2. Melt 4 tablespoons of the butter in a large skillet over medium-high heat. Add the fi lets and cook on each side until golden brown, about 3 minutes per side. Transfer the fish to a serving platter.

3. Add the remaining 4 tablespoons butter to the same skillet over medium-high heat. Swirl the skillet over the heat so that the butter melts evenly and cook until the butter turns brownish, 5–7 minutes. Reduce the heat to medium-low, add the almonds, and cook, stirring gently, until the nuts are toasty brown, about 3 minutes. Add the lemon juice, parsley, and a dash of salt.

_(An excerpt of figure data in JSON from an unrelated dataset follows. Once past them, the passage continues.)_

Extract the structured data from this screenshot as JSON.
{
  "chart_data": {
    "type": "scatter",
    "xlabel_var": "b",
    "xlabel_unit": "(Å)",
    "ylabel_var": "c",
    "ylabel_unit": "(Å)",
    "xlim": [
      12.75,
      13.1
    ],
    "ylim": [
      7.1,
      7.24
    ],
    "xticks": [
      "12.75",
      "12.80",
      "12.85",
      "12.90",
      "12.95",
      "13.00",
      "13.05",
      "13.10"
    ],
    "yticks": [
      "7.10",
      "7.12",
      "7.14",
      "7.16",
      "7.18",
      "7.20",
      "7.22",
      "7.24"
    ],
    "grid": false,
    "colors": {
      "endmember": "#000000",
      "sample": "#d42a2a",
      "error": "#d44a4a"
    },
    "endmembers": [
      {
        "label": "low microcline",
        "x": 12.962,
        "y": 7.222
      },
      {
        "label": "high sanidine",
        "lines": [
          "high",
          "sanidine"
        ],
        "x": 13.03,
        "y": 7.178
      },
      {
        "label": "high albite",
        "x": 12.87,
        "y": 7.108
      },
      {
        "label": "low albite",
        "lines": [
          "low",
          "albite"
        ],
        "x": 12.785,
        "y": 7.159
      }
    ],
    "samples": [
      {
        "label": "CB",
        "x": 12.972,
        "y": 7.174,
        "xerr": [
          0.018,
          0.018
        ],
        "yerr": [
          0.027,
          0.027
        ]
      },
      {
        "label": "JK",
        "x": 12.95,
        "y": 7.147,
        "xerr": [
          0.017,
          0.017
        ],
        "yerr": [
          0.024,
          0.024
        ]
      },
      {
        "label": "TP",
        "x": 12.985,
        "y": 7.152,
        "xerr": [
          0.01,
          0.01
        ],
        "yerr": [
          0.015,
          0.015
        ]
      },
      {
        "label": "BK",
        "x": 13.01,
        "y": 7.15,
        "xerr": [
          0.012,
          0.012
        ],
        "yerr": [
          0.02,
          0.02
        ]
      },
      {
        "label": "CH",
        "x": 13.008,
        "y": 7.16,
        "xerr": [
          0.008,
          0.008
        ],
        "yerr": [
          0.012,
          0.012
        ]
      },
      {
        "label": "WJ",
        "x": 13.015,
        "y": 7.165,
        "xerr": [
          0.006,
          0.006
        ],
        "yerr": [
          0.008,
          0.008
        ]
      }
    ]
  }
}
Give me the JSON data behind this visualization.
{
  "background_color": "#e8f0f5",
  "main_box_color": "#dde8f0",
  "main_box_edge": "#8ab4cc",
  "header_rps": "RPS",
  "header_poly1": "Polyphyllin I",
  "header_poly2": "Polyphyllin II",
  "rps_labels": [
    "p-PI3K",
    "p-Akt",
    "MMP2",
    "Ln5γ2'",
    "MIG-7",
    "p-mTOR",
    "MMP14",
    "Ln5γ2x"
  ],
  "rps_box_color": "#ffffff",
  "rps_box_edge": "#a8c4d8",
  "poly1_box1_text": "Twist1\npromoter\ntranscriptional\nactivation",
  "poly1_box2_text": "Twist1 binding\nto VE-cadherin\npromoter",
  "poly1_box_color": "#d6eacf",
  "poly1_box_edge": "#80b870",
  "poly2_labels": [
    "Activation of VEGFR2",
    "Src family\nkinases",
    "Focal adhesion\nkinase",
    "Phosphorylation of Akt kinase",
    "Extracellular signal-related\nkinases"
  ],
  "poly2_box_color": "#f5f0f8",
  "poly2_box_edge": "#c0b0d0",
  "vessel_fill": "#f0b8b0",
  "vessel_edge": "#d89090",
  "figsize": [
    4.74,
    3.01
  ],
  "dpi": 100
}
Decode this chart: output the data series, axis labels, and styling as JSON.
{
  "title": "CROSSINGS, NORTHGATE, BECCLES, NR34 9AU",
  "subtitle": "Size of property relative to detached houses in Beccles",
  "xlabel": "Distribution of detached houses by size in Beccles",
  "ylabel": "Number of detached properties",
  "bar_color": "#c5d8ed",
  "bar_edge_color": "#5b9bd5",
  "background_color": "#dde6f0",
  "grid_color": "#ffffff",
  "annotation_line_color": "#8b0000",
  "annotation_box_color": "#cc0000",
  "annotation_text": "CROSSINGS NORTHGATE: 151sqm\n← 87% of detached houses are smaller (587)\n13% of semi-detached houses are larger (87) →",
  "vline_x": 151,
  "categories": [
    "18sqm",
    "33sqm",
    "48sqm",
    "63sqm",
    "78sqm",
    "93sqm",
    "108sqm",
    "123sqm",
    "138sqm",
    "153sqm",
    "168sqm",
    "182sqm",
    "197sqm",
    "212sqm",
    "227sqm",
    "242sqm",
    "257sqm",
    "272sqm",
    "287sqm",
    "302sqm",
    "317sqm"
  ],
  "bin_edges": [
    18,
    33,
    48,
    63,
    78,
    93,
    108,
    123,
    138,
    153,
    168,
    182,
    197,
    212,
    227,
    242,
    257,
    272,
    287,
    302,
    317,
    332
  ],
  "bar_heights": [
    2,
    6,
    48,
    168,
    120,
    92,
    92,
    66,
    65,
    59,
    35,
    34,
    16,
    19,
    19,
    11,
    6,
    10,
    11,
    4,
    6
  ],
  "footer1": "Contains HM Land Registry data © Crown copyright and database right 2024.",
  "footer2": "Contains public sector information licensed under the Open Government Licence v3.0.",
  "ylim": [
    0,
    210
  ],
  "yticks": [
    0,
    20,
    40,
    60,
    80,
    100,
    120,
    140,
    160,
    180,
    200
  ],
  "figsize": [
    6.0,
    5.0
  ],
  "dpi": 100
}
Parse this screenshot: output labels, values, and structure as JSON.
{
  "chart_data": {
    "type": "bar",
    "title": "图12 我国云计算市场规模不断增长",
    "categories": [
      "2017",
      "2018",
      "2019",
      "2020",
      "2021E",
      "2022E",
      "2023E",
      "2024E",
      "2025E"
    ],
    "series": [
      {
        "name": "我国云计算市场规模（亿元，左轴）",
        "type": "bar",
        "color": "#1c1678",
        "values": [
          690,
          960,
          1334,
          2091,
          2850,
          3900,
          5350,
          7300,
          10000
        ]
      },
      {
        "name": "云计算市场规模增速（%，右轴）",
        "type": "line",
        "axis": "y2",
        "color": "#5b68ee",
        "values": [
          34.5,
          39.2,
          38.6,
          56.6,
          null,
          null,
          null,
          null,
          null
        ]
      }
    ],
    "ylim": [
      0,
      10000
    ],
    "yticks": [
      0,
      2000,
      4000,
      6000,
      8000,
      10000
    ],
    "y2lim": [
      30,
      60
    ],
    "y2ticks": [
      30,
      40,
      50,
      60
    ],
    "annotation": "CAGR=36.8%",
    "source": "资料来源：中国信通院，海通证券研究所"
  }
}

4. Spoon the browned butter and almonds over the fish and serve.

Basic Creole Spices

Makes ½ cup

Chefs Note

Using this spice blend is truly the easiest way to consistently achieve the flavors I grew up with. Once made, the spices will last for six months in an airtight container.

2 Tbs. celery salt

1 Tbs. sweet paprika

1 Tbs. coarse sea salt

1 Tbs. freshly ground black pepper

1 Tbs. garlic powder

1 Tbs. onion powder

2 tsp. cayenne pepper

½ tsp. ground allspice

Mix together the celery salt, paprika, salt, pepper, garlic powder, onion powder, cayenne, and allspice in a bowl. Transfer the spices to a clean container with a tight-fitting lid, cover, and store.